Airborne nanoplastics can be inhaled to threaten human health, but research on the inhaled nanoplastic toxicity is in its infancy, and interaction mechanisms are largely unknown. By means of molecular dynamics simulation, we employed spherical nanoplastics of different materials and aging properties to predict and elucidate nanoplastic transformations in alveolar fluid and impacts on the lung surfactant (LS) film at the alveolar air-water interface. Results showed spontaneous adsorption of LS molecules on nanoplastics of 10 nm in diameter, and the adsorption layer can be defined as coronas, which increased the particle size, reduced and equalized the surface hydrophobicity, and endowed nanoplastics with negative surface charges. Nanoplastics of polypropylene and polyvinylchloride materials were dissolved by LS, which could increase bioavailability of polymers and toxic additives. Aging properties represented by the nanoplastic size, polymer’s molecular weight and surface chemistry altered nanoplastic transformations through modulating competition between polymer-LS and polymer-polymer interactions. Upon transferred to the alveolar air-water interface through vesicle fusion, nanoplastics could interfere with the normal biophysical function of LS through disrupting the LS ultrastructure and fluidity, and prompting collapse of the LS film. These results provide new molecular level insights into fate and toxicity of airborne nanoplastics in human respiratory system.

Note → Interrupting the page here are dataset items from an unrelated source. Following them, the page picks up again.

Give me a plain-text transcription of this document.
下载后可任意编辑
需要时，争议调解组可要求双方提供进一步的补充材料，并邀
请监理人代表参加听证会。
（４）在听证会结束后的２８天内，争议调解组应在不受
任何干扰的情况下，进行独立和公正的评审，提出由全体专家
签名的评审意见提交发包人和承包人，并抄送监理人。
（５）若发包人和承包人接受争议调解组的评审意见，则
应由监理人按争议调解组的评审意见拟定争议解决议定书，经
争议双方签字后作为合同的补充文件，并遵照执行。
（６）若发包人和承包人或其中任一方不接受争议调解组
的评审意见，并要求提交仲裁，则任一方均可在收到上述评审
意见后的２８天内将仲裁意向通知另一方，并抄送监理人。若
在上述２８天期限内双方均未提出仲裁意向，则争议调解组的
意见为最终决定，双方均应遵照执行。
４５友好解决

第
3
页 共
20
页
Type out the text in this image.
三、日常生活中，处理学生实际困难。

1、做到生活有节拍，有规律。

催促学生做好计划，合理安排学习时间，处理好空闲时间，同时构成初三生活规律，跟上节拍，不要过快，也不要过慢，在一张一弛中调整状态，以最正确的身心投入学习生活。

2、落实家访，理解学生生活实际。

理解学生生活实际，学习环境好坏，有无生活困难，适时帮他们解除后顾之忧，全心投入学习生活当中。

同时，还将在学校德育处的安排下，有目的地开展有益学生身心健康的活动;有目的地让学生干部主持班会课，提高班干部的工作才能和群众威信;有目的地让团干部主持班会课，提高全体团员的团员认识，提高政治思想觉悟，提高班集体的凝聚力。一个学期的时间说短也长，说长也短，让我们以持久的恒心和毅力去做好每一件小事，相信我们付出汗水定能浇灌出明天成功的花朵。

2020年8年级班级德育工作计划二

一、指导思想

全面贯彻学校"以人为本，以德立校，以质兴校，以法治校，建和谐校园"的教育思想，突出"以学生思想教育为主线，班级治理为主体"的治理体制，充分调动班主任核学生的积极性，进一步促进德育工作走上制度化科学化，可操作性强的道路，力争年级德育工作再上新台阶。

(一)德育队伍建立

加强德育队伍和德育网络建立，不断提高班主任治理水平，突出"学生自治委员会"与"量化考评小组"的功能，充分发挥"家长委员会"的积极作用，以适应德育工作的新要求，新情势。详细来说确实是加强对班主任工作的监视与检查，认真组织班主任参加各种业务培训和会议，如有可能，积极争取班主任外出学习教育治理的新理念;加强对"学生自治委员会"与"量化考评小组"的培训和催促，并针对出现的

吸入空气中的纳米塑料会威胁人类健康，但对吸入纳米塑料毒性的研究还处于起步阶段，相互作用机制在很大程度上是未知的。通过分子动力学模拟，我们采用不同材料和老化特性的球形纳米塑料来预测和阐明肺泡液中的纳米塑料转变以及对肺泡空气-水界面处的肺表面活性剂 (LS) 膜的影响。结果表明 LS 分子在 10 纳米塑料上的自发吸附 纳米塑料的直径，吸附层可以定义为电晕，它增加了粒径，降低和平衡了表面疏水性，并赋予了纳米塑料表面负电荷。LS溶解聚丙烯和聚氯乙烯材料的纳米塑料，可以增加聚合物和有毒添加剂的生物利用度。以纳米塑料尺寸、聚合物的分子量和表面化学为代表的老化特性通过调节聚合物-LS 和聚合物-聚合物相互作用之间的竞争来改变纳米塑料的转化。通过囊泡融合转移到肺泡气-水界面后，纳米塑料可以通过破坏 LS 超微结构和流动性并促使 LS 膜塌陷来干扰 LS 的正常生物物理功能。